Sculpting Identity

Gwon Osang

Gwon Osang is one of Korea’s most exciting artists. In 2008 he made his UK debut with Deodorant Type, a thought provoking exhibition, at Manchester Art Gallery.

I saw the angel in the marble and carved until I set him free”: Michelangelo Buonarroti’s famous words articulate the idea of an artist seeing the work within the material, and his role as an artist as that of a creator. Gwon Osang, a contemporary Korean artist living and working in Seoul, is far removed temporally and stylistically from the work of Michelangelo, yet his role as artist is in much the same way similar. Osang sees the ‘angel’, if you will, in the extant images of photography and advertising, and manipulates, re-arranges and re-positions them into unfamiliar contexts.

Osang works with both sculpture and photography; with his Deodorant Type series he photographs a model numerous times, always with the same light source, and pieces the developed images together to recreate the model as a sculpture. The finished sculptures depict the subject as contrived replica almost without an initial “real” identity: “I think my work is far removed from the identity of the subject. Not into the way I view them, but rather the subject’s appearance is formed into the way the camera views them.” The sculptures become superficial façades for what never existed except through the camera’s lens and the photographer’s eyes. This series will take centre stage this summer at Manchester Art Gallery as they stage a solo exhibition of his work, including two works inspired by and produced during his month-long residency at the Gallery in 2007.

In his work, Osang tows the line between sculpture and photography; his work has consciously drifted towards more substantial sculptures recently, focusing on the material and the object more so than he previously has. He states: “It is more difficult and attractive to tell stories about something in a classical and academic way than a fusion [of the two]. Also I believe that there is a reason why the classical genre lasted for thousands of years.” The concept of a classical form of sculpture takes precedent in his work; from the production of photographs and the way in which he views the process of photography to that of sculpture.
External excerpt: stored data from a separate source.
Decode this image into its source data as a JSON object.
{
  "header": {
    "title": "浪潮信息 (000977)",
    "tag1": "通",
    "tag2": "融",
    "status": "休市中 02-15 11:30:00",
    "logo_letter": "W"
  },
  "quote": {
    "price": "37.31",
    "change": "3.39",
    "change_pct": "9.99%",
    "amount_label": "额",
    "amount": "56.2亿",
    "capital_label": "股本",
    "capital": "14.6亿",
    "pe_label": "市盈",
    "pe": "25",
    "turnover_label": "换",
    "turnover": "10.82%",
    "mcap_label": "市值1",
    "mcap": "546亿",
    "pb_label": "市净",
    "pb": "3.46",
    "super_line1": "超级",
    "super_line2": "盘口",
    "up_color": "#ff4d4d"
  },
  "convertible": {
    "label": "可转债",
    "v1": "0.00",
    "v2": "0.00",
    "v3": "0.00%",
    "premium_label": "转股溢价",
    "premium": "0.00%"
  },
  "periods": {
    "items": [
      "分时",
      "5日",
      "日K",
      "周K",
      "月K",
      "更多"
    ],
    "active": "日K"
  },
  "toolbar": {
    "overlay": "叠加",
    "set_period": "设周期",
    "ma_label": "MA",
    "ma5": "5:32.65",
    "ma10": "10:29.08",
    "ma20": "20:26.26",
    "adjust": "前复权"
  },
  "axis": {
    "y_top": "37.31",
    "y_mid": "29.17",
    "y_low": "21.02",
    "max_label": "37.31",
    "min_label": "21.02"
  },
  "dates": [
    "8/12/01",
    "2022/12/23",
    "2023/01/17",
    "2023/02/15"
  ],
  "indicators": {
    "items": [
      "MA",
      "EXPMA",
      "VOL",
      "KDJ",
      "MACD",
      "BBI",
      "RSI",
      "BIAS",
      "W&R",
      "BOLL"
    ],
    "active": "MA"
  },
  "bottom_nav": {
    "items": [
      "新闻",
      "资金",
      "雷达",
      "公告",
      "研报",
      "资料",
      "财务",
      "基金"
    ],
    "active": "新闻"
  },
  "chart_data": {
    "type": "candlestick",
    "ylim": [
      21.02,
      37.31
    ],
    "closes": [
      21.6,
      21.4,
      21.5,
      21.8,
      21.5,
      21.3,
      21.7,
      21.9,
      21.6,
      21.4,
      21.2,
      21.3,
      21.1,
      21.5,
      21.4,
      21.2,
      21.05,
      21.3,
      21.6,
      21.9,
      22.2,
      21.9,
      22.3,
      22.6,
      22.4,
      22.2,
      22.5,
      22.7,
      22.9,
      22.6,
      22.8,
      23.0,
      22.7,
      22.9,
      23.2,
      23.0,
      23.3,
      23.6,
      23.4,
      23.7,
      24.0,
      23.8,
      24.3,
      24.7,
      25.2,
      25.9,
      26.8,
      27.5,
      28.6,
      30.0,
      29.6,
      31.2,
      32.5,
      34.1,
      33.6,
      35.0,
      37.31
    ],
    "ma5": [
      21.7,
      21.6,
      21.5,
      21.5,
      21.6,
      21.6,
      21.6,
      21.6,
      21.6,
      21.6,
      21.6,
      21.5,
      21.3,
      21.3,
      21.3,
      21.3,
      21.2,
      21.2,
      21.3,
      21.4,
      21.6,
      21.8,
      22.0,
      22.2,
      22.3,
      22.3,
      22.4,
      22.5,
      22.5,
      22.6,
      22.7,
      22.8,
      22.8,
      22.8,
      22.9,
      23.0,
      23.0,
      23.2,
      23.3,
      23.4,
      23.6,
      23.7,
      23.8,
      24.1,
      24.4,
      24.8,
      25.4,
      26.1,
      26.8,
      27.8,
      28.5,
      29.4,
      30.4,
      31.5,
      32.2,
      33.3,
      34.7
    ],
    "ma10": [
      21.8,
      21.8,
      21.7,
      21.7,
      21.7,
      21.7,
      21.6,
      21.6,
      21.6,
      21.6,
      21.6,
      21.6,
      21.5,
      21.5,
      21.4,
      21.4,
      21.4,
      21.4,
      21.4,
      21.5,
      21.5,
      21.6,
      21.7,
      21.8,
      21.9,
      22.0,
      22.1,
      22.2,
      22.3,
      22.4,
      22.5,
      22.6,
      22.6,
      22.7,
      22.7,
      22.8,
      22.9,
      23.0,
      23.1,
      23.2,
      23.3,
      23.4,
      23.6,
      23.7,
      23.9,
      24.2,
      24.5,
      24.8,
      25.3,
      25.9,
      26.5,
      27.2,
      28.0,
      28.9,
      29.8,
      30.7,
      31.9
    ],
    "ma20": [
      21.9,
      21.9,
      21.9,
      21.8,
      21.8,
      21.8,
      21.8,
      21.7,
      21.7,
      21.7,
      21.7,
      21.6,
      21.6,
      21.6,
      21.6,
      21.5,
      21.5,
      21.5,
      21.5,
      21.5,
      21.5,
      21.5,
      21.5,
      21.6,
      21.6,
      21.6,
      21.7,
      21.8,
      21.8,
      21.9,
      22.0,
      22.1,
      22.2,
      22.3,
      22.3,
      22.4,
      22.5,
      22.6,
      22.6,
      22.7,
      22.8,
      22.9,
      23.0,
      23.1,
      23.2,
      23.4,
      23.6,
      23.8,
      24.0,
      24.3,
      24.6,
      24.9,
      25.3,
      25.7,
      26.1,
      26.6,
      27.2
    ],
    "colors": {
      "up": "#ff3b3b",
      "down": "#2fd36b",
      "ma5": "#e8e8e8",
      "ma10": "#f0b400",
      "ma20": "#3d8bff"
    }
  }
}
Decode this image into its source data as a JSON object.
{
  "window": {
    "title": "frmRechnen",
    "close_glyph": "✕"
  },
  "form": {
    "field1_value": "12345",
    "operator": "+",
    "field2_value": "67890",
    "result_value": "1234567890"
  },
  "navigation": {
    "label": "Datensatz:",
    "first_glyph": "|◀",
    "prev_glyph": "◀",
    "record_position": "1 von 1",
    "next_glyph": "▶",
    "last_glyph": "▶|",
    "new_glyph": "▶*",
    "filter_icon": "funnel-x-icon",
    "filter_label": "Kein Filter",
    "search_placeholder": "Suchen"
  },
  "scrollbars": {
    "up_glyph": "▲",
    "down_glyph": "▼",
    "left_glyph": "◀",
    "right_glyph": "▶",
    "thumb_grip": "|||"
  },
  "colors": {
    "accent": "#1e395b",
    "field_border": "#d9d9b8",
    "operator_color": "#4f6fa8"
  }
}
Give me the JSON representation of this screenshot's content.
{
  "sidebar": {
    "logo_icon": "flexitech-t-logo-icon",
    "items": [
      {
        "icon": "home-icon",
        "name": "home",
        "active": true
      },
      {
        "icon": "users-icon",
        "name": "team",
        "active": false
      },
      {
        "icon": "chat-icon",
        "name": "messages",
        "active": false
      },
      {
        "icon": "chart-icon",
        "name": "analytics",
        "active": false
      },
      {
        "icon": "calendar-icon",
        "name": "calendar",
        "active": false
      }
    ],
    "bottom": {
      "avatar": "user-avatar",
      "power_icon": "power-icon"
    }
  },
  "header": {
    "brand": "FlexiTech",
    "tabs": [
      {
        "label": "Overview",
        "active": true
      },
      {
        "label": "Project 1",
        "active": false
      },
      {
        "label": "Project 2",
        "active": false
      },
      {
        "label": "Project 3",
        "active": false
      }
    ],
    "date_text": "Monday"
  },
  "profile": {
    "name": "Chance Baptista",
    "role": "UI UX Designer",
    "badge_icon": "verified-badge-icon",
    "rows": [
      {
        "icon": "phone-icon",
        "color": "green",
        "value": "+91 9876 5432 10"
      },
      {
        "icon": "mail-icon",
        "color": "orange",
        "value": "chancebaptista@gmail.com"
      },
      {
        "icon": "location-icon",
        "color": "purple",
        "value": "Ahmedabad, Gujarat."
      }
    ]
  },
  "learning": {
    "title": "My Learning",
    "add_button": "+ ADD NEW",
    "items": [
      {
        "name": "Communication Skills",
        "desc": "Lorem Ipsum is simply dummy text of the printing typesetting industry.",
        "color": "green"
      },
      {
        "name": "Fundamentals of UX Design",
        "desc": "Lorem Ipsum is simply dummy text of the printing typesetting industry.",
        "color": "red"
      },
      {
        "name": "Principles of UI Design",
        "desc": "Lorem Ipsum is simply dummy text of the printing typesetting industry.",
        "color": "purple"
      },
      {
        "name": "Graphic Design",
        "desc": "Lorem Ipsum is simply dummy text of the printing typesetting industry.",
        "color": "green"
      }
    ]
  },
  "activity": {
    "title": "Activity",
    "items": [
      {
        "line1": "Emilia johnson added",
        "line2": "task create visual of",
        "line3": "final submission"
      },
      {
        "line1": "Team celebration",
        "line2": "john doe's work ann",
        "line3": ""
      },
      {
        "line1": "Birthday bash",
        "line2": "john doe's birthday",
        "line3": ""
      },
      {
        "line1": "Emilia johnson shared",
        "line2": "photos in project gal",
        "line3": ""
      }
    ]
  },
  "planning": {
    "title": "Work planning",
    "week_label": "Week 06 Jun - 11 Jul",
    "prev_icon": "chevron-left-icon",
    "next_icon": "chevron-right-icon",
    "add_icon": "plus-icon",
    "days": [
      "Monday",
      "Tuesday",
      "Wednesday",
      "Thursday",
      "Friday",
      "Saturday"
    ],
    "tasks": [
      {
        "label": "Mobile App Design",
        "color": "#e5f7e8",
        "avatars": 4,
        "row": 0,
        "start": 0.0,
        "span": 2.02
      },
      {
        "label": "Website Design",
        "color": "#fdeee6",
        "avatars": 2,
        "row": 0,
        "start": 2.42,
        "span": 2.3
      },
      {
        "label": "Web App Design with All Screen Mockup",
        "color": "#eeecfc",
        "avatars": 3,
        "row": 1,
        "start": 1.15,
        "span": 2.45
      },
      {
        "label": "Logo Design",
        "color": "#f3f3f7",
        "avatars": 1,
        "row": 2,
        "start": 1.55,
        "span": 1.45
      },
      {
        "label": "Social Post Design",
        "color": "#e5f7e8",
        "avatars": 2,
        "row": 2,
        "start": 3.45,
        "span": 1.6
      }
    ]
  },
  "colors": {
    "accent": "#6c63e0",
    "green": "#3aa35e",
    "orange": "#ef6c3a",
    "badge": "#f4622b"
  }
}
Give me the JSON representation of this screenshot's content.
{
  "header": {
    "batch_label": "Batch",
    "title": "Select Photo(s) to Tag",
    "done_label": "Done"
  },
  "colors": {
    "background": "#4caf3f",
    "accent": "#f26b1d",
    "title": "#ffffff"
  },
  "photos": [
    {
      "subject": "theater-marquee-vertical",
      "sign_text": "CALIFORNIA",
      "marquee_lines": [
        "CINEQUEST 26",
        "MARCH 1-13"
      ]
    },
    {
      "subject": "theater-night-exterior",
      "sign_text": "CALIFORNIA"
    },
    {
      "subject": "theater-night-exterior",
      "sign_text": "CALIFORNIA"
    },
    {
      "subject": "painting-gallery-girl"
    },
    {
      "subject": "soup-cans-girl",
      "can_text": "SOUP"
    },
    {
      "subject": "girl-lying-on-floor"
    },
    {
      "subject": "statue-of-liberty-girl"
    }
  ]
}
For Osang the two are closely intertwined, “I think constructing plaster casts to remake the original form is similar to the process of developing negatives and printing in photography.” Both methods take a subject and create a reproduction of that subject, a reproduction which is necessarily dynamic as the way in which it is viewed is constantly being negotiated by the subject itself, the artist, the method of production (whether it be the camera lens or the sculptor’s tools), and the context in which it is placed.

Osang sees inspiration for his sculptures in the everyday minutiae — whether it be from a magazine or someone walking down the street. Fittingly, one of the works that will be exhibited at the Manchester exhibition is that of a sculpture of a mounted policeman from the Greater Manchester Mounted Police Unit. Osang used a real-life police officer and horse (by the name of Snodgrass) as models for the work; the same officer and horse who he saw each morning patrolling. The elevation of a working Officer and horse to that of classical models is not necessarily a novel concept, but novel in the method and medium in which Osang produces the sculpture. By taking an iconic monumental subject, the heroic male figure on horseback, and slightly subverting it. He produces a contemporary, and more relevant, take on it. Osang is extremely conscious of this stylistic movement in his work towards classic sculpture: “I am very interested in more traditional and classical sculpture and thinking of ways in which I can make artworks in a convenient, easy and simple way and at the same time looking great.”

As a Korean artist, born, educated and living in Seoul, this certainly raises issues of identity and place; issues which Osang isn’t quick to dismiss but doesn’t want to overpower his work. He points out the obvious, indisputable fact that, “I am Asian and the work comes from its home country.” There will always be the influence of an artist’s background in their work, in some ways this is unavoidable, and Osang states that, “While many Asian artists make artworks generally based on identity and political issues, artists working in Korea seem to make artworks that are not associated with ethnic backgrounds or countries but rather focus on fundamental issues that we experience living as human beings.”

The power of Osang’s works is embedded in the fact that he is able to encapsulate the human experience; the audience can identify with his work on a personal, more immediate level. He doesn’t cater to an elitist, academic art historical concept of ‘Art’ but rather to art at its most basic and important level; as an aesthetic entity to be appreciated, enjoyed and thought about. “I don’t really want UK audiences to understand something special by looking at my work. This is my concept of contemporary art; rather I expect them to have a variety of misunderstandings. I think misunderstanding is a way of communication.”

Deodorant Type: Sculptures by Gwon Osang was displaying at Manchester Art Gallery from 21 June– 21 September 2008, his first major UK exhibition.